Understanding subqueries as nested operations helps grasp how data flows and dependencies work in queries.
Mathematical Set Theory
Subqueries often represent subsets or filtered sets used within larger sets.
Knowing set operations clarifies how subqueries filter or aggregate data within the whole dataset.
Project Management
Breaking a big task into smaller subtasks mirrors how subqueries break complex queries into parts.
Seeing subqueries as modular steps helps appreciate their role in managing complexity.
Common Pitfalls
#1Using a subquery in WHERE that returns multiple columns.
Wrong approach:SELECT name FROM customers WHERE (SELECT id, age FROM orders) = customers.id;
Correct approach:SELECT name FROM customers WHERE id IN (SELECT customer_id FROM orders);
Root cause:Misunderstanding that WHERE expects a single column or value for comparison.
#2Writing a correlated subquery that causes slow performance.
Wrong approach:SELECT name FROM customers WHERE EXISTS (SELECT 1 FROM orders WHERE orders.customer_id = customers.id AND orders.total > 100);
Correct approach:WITH expensive_orders AS (SELECT DISTINCT customer_id FROM orders WHERE total > 100) SELECT name FROM customers JOIN expensive_orders ON customers.id = expensive_orders.customer_id;
Root cause:Not realizing correlated subqueries run once per row, causing inefficiency.
#3Expecting subqueries to always run before outer query.

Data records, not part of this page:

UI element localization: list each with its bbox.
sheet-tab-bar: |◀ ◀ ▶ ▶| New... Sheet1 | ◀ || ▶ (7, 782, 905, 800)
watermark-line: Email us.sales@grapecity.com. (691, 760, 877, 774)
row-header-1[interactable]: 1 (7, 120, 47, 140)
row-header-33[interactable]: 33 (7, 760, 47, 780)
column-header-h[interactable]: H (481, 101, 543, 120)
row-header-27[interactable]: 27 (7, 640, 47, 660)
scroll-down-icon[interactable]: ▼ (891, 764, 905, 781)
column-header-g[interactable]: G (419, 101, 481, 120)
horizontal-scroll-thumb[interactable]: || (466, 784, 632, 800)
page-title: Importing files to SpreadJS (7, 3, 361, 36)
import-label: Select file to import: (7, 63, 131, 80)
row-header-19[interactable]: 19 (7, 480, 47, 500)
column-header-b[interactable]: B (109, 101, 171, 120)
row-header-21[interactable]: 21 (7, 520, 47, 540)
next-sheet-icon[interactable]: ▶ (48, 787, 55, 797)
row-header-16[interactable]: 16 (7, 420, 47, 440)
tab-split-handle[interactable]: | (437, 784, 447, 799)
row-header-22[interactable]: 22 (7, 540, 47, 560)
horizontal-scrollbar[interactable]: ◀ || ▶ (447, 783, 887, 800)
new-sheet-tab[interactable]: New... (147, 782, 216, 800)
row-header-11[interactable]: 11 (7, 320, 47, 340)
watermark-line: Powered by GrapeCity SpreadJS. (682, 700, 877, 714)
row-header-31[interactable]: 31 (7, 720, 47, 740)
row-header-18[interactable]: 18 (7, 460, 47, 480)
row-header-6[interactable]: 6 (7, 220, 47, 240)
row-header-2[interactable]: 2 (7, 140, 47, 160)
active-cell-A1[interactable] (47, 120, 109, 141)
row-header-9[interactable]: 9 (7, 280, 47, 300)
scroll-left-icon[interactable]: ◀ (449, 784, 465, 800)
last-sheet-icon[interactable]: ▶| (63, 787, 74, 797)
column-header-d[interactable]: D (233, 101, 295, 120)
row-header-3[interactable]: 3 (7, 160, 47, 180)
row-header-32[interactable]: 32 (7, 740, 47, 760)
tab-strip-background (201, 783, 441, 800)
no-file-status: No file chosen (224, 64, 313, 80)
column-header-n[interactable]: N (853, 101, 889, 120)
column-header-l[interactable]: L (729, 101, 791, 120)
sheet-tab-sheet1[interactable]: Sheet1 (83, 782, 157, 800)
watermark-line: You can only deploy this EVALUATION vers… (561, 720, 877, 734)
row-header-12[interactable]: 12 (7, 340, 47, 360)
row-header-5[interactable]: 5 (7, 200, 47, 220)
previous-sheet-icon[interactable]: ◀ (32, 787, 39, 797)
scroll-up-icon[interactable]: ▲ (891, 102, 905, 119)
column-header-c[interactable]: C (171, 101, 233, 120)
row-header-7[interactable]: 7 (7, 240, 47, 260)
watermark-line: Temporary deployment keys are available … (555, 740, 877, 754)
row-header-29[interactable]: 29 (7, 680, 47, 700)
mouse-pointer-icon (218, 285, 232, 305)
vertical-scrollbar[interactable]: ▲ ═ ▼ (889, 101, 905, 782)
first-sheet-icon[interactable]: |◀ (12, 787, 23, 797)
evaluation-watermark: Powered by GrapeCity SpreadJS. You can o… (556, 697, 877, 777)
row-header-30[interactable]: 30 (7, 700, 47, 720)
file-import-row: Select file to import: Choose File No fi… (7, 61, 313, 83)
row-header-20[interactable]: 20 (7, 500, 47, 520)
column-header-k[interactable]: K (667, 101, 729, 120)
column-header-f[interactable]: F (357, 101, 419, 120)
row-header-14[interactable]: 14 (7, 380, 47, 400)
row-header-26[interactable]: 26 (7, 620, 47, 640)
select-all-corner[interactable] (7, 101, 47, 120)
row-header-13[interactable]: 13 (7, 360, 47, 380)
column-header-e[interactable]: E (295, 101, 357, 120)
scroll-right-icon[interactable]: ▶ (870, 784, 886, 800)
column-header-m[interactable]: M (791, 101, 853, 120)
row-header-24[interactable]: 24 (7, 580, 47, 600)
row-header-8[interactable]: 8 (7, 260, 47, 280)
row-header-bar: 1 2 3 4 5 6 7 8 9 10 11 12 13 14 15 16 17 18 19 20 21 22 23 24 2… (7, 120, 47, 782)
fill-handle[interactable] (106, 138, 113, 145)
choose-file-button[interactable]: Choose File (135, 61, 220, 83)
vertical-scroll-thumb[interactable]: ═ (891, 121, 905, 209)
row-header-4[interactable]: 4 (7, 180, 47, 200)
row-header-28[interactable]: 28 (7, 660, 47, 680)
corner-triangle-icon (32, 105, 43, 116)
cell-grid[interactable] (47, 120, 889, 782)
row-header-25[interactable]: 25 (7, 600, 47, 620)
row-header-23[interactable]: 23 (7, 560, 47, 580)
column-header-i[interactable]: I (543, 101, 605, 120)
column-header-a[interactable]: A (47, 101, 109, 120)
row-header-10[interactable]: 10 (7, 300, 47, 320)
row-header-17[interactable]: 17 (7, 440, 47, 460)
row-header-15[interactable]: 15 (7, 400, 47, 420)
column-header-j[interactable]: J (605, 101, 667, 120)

Wrong approach:Assuming SELECT * FROM customers WHERE id = (SELECT max(id) FROM customers); runs subquery once but using correlated subquery instead.
Correct approach:SELECT * FROM customers WHERE id = (SELECT max(id) FROM customers);
Root cause:Confusing correlated and non-correlated subqueries and their execution timing.
Key Takeaways
Subqueries let you ask layered questions by embedding one query inside another.
They make complex data retrieval easier to write and understand by breaking problems into parts.
Subqueries can appear in WHERE, FROM, or SELECT clauses, each serving different purposes.
Understanding correlated versus non-correlated subqueries is key to writing efficient queries.
Knowing when to use subqueries versus joins or CTEs helps optimize performance in real databases.